Chris Farrell: A few weeks ago I went to my college reunion. Okay, it was my 35th. I still can't believe it's been that long.
Tess Vigeland: Marketplace economics editor Chris Farrell.
Farrell: My classmates had a little less hair, a bit more weight and some more wrinkles. For some, life had taken a turn for the worse. But for many, things turned out better than expected.
On the flight home, I thought about the conversations I had during the reunion. I ended up thinking about what I'd learned about personal finance.
The first thing is no one talked about the size of their house or the clothes in their closet. I didn't stand next to anyone murmuring deep regret over not having bought a fancy car.

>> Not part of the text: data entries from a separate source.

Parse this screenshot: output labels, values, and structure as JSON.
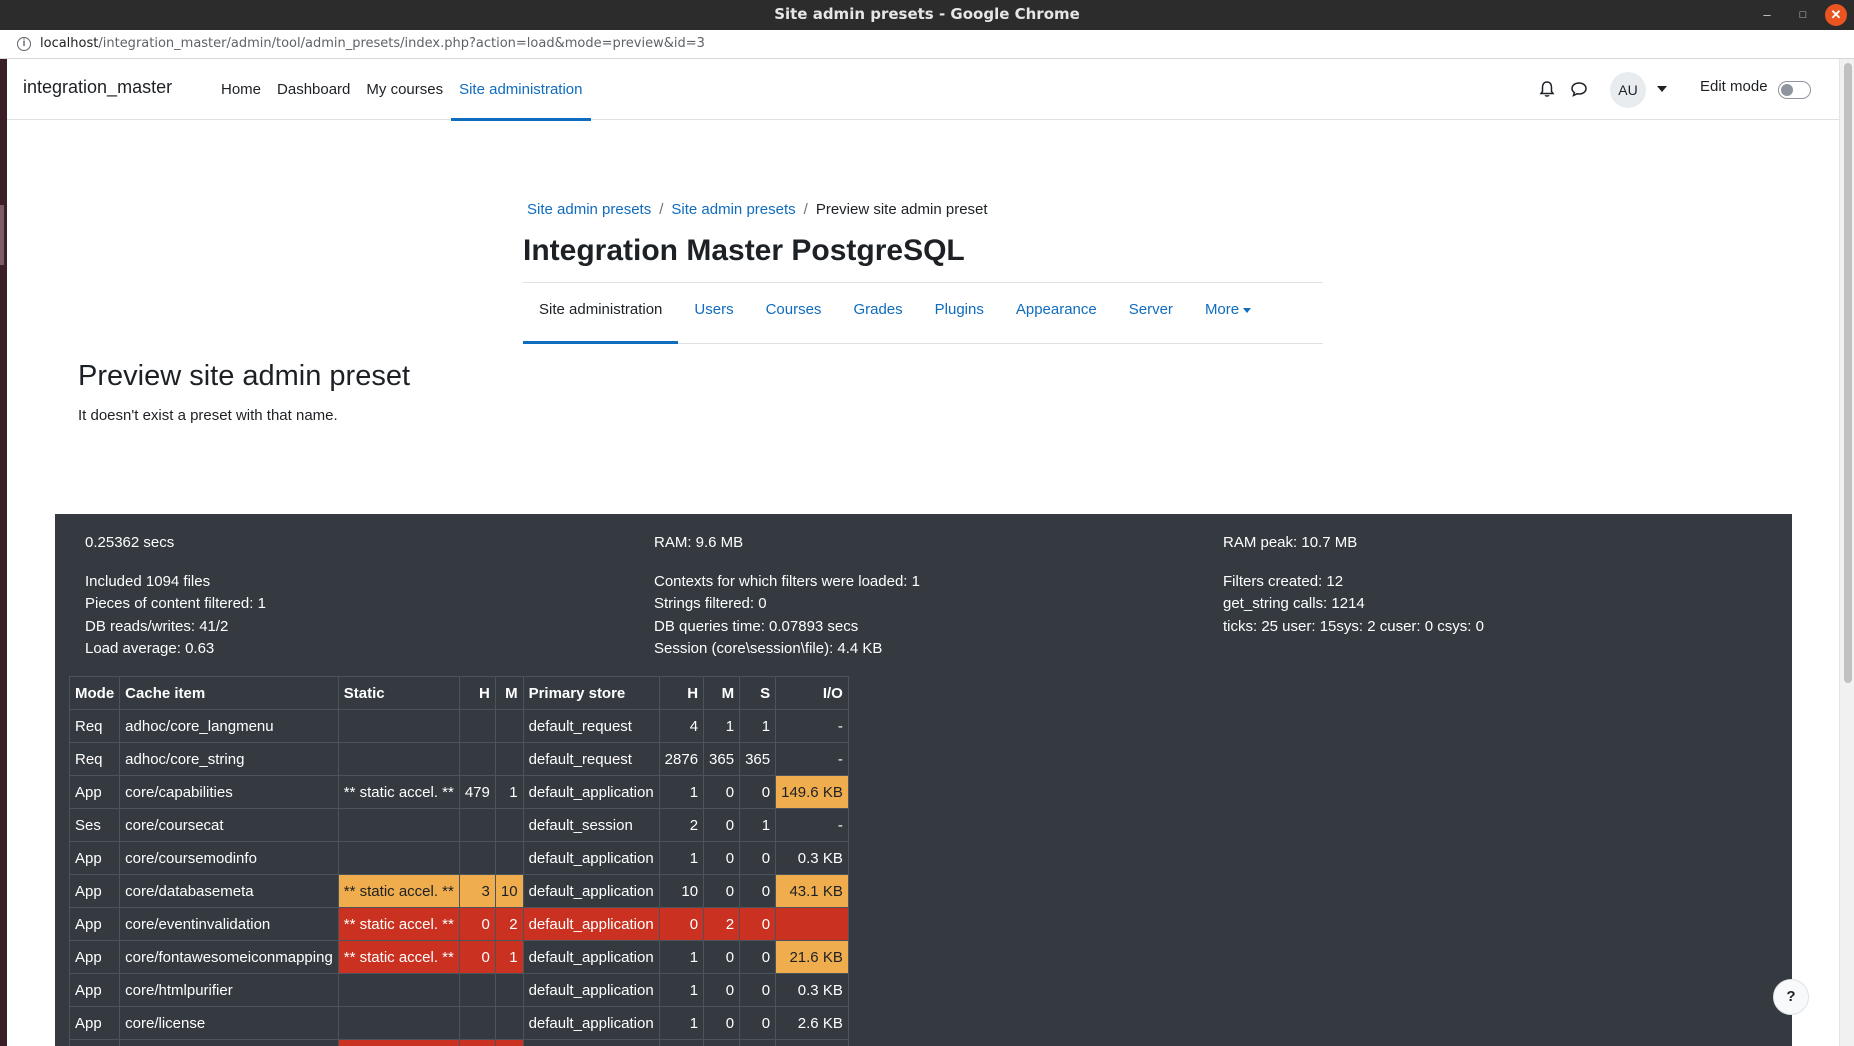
{
  "window": {
    "title": "Site admin presets - Google Chrome",
    "url_host": "localhost",
    "url_path": "/integration_master/admin/tool/admin_presets/index.php?action=load&mode=preview&id=3"
  },
  "navbar": {
    "brand": "integration_master",
    "items": [
      {
        "label": "Home"
      },
      {
        "label": "Dashboard"
      },
      {
        "label": "My courses"
      },
      {
        "label": "Site administration"
      }
    ],
    "avatar_initials": "AU",
    "edit_mode_label": "Edit mode"
  },
  "breadcrumb": [
    "Site admin presets",
    "Site admin presets",
    "Preview site admin preset"
  ],
  "page_heading": "Integration Master PostgreSQL",
  "secondary_nav": [
    {
      "label": "Site administration"
    },
    {
      "label": "Users"
    },
    {
      "label": "Courses"
    },
    {
      "label": "Grades"
    },
    {
      "label": "Plugins"
    },
    {
      "label": "Appearance"
    },
    {
      "label": "Server"
    },
    {
      "label": "More"
    }
  ],
  "main": {
    "title": "Preview site admin preset",
    "message": "It doesn't exist a preset with that name."
  },
  "perf": {
    "col1": [
      "0.25362 secs",
      "Included 1094 files",
      "Pieces of content filtered: 1",
      "DB reads/writes: 41/2",
      "Load average: 0.63"
    ],
    "col2": [
      "RAM: 9.6 MB",
      "Contexts for which filters were loaded: 1",
      "Strings filtered: 0",
      "DB queries time: 0.07893 secs",
      "Session (core\\session\\file): 4.4 KB"
    ],
    "col3": [
      "RAM peak: 10.7 MB",
      "Filters created: 12",
      "get_string calls: 1214",
      "ticks: 25 user: 15sys: 2 cuser: 0 csys: 0"
    ]
  },
  "cache_table": {
    "headers": [
      "Mode",
      "Cache item",
      "Static",
      "H",
      "M",
      "Primary store",
      "H",
      "M",
      "S",
      "I/O"
    ],
    "rows": [
      {
        "mode": "Req",
        "item": "adhoc/core_langmenu",
        "static": "",
        "sh": "",
        "sm": "",
        "store": "default_request",
        "h": "4",
        "m": "1",
        "s": "1",
        "io": "-",
        "static_status": "",
        "store_status": "",
        "io_status": ""
      },
      {
        "mode": "Req",
        "item": "adhoc/core_string",
        "static": "",
        "sh": "",
        "sm": "",
        "store": "default_request",
        "h": "2876",
        "m": "365",
        "s": "365",
        "io": "-",
        "static_status": "",
        "store_status": "",
        "io_status": ""
      },
      {
        "mode": "App",
        "item": "core/capabilities",
        "static": "** static accel. **",
        "sh": "479",
        "sm": "1",
        "store": "default_application",
        "h": "1",
        "m": "0",
        "s": "0",
        "io": "149.6 KB",
        "static_status": "",
        "store_status": "",
        "io_status": "warn"
      },
      {
        "mode": "Ses",
        "item": "core/coursecat",
        "static": "",
        "sh": "",
        "sm": "",
        "store": "default_session",
        "h": "2",
        "m": "0",
        "s": "1",
        "io": "-",
        "static_status": "",
        "store_status": "",
        "io_status": ""
      },
      {
        "mode": "App",
        "item": "core/coursemodinfo",
        "static": "",
        "sh": "",
        "sm": "",
        "store": "default_application",
        "h": "1",
        "m": "0",
        "s": "0",
        "io": "0.3 KB",
        "static_status": "",
        "store_status": "",
        "io_status": ""
      },
      {
        "mode": "App",
        "item": "core/databasemeta",
        "static": "** static accel. **",
        "sh": "3",
        "sm": "10",
        "store": "default_application",
        "h": "10",
        "m": "0",
        "s": "0",
        "io": "43.1 KB",
        "static_status": "warn",
        "store_status": "",
        "io_status": "warn"
      },
      {
        "mode": "App",
        "item": "core/eventinvalidation",
        "static": "** static accel. **",
        "sh": "0",
        "sm": "2",
        "store": "default_application",
        "h": "0",
        "m": "2",
        "s": "0",
        "io": "",
        "static_status": "bad",
        "store_status": "bad",
        "io_status": "bad"
      },
      {
        "mode": "App",
        "item": "core/fontawesomeiconmapping",
        "static": "** static accel. **",
        "sh": "0",
        "sm": "1",
        "store": "default_application",
        "h": "1",
        "m": "0",
        "s": "0",
        "io": "21.6 KB",
        "static_status": "bad",
        "store_status": "",
        "io_status": "warn"
      },
      {
        "mode": "App",
        "item": "core/htmlpurifier",
        "static": "",
        "sh": "",
        "sm": "",
        "store": "default_application",
        "h": "1",
        "m": "0",
        "s": "0",
        "io": "0.3 KB",
        "static_status": "",
        "store_status": "",
        "io_status": ""
      },
      {
        "mode": "App",
        "item": "core/license",
        "static": "",
        "sh": "",
        "sm": "",
        "store": "default_application",
        "h": "1",
        "m": "0",
        "s": "0",
        "io": "2.6 KB",
        "static_status": "",
        "store_status": "",
        "io_status": ""
      }
    ]
  },
  "help_label": "?",
  "colors": {
    "accent": "#0f6cbf",
    "footer_bg": "#343a40",
    "warn": "#f0ad4e",
    "bad": "#ca3120"
  }
}
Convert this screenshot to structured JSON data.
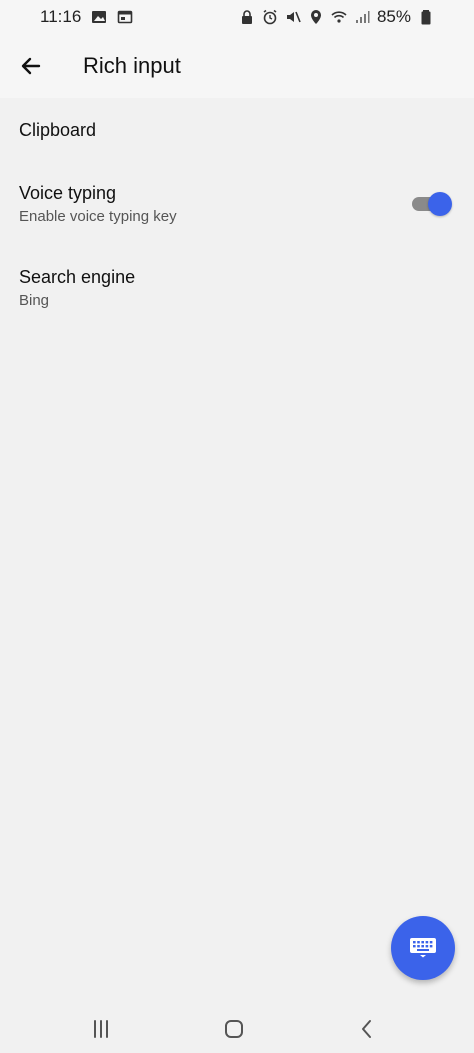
{
  "status_bar": {
    "time": "11:16",
    "battery_text": "85%",
    "left_icons": [
      "image-icon",
      "calendar-icon"
    ],
    "right_icons": [
      "lock-icon",
      "alarm-icon",
      "mute-icon",
      "location-icon",
      "wifi-icon",
      "signal-icon",
      "battery-icon"
    ]
  },
  "app_bar": {
    "title": "Rich input",
    "back_icon": "arrow-left-icon"
  },
  "preferences": [
    {
      "title": "Clipboard"
    },
    {
      "title": "Voice typing",
      "summary": "Enable voice typing key",
      "toggle_on": true
    },
    {
      "title": "Search engine",
      "summary": "Bing"
    }
  ],
  "fab": {
    "icon": "keyboard-icon"
  },
  "nav_bar": {
    "icons": [
      "recents-icon",
      "home-icon",
      "back-icon"
    ]
  },
  "colors": {
    "accent": "#3b63ea",
    "background": "#f1f1f1",
    "toggle_track": "#8a8a8a"
  }
}
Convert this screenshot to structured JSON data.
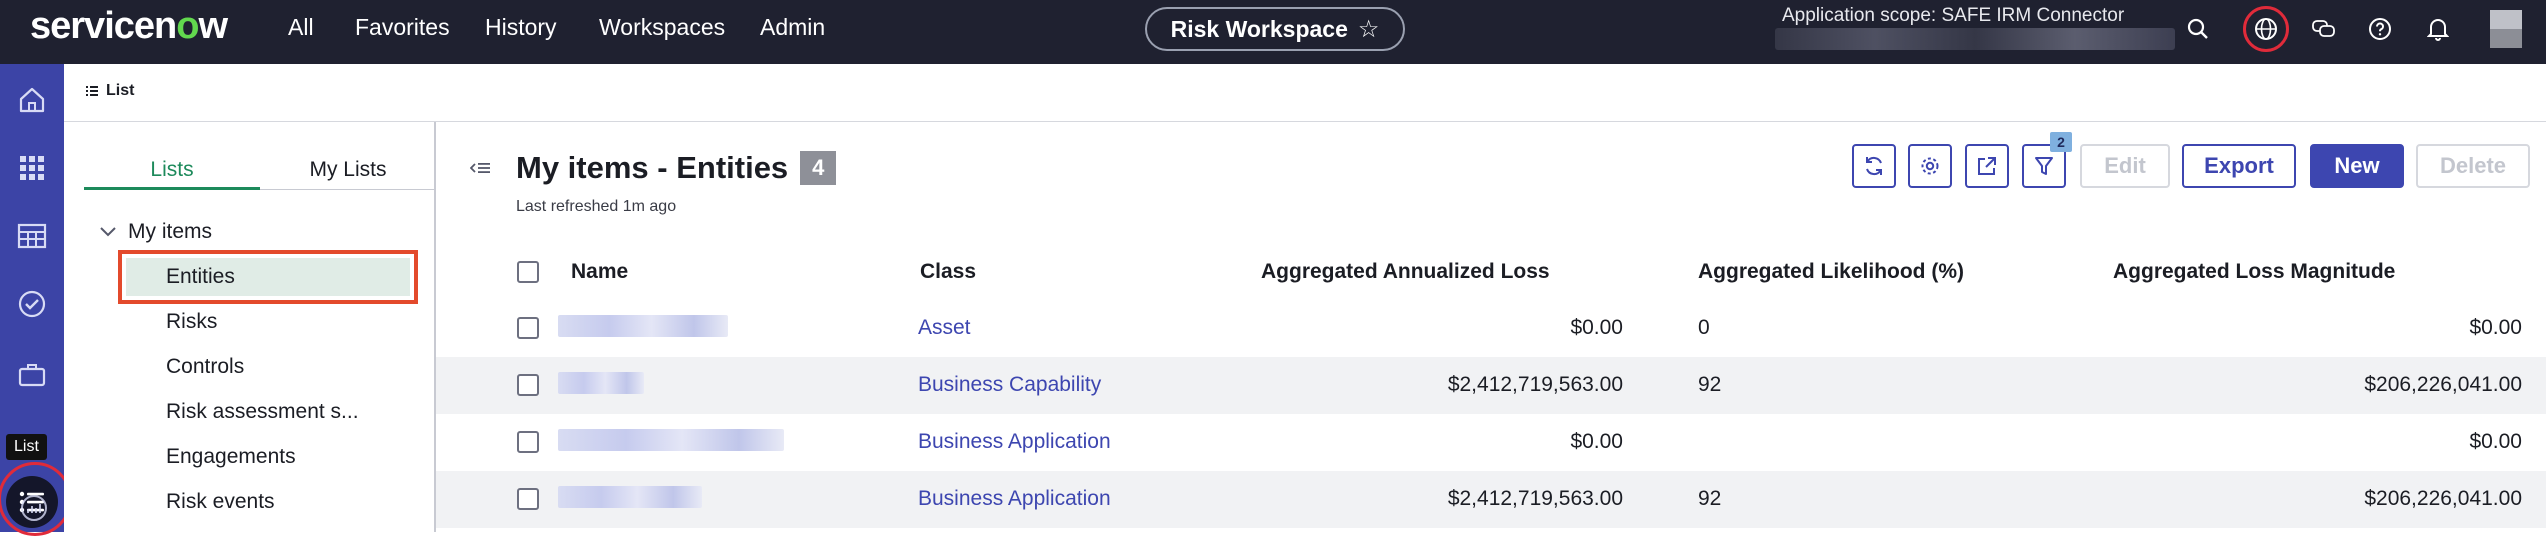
{
  "header": {
    "logo_pre": "servicen",
    "logo_o": "o",
    "logo_post": "w",
    "nav": [
      "All",
      "Favorites",
      "History",
      "Workspaces",
      "Admin"
    ],
    "workspace_title": "Risk Workspace",
    "workspace_star": "☆",
    "scope_text": "Application scope: SAFE IRM Connector",
    "icons": [
      "search-icon",
      "globe-icon",
      "chat-icon",
      "help-icon",
      "bell-icon",
      "avatar"
    ]
  },
  "rail": {
    "icons": [
      "home-icon",
      "apps-grid-icon",
      "table-icon",
      "checkmark-circle-icon",
      "list-icon",
      "analytics-icon"
    ],
    "tooltip": "List"
  },
  "breadcrumb": {
    "label": "List"
  },
  "lists_panel": {
    "tabs": [
      "Lists",
      "My Lists"
    ],
    "active_tab": "Lists",
    "group": "My items",
    "items": [
      "Entities",
      "Risks",
      "Controls",
      "Risk assessment s...",
      "Engagements",
      "Risk events"
    ],
    "selected": "Entities"
  },
  "main": {
    "title": "My items - Entities",
    "count": "4",
    "last_refreshed": "Last refreshed 1m ago",
    "filter_count": "2",
    "buttons": {
      "edit": "Edit",
      "export": "Export",
      "new": "New",
      "delete": "Delete"
    },
    "columns": [
      "Name",
      "Class",
      "Aggregated Annualized Loss",
      "Aggregated Likelihood (%)",
      "Aggregated Loss Magnitude"
    ],
    "rows": [
      {
        "class": "Asset",
        "annualized_loss": "$0.00",
        "likelihood": "0",
        "loss_magnitude": "$0.00"
      },
      {
        "class": "Business Capability",
        "annualized_loss": "$2,412,719,563.00",
        "likelihood": "92",
        "loss_magnitude": "$206,226,041.00"
      },
      {
        "class": "Business Application",
        "annualized_loss": "$0.00",
        "likelihood": "",
        "loss_magnitude": "$0.00"
      },
      {
        "class": "Business Application",
        "annualized_loss": "$2,412,719,563.00",
        "likelihood": "92",
        "loss_magnitude": "$206,226,041.00"
      }
    ]
  },
  "colors": {
    "header_bg": "#1f2130",
    "rail_bg": "#3c44a6",
    "accent": "#3d46b0",
    "tab_active": "#1d8a5b",
    "highlight": "#e34a2c"
  }
}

What did we talk about? Partners. Children. Friends. Adventures. In other words, we talked about what we truly value in life, memorable experiences, times that shaped our character.
Of course, we all know this is true. Yet it's easy to forget in the rush of modern life.
The second lesson involves regret. The only thing my classmates regretted was a risk not taken. When I got home, I looked up a wonderful passage by Henry David Thoreau in "Walden Pond." He disdains the man who dreams of becoming a poet, but first must make his fortune. Poetry, the guy thought, could wait for retirement. Thoreau's advice: What are you waiting for?
My last takeaway from the reunion was that it's hard to find the right balance between saving for the future and pursuing your passions. Sure, personal finance starts with learning what you want out of life. But the discovery changes as we age. We also make mistakes and life tosses us a curve, say, a layoff or a sick parent. There's never enough money.
So what? This is the right way to think about money. Personal finance should follow the dreams, not the other way around.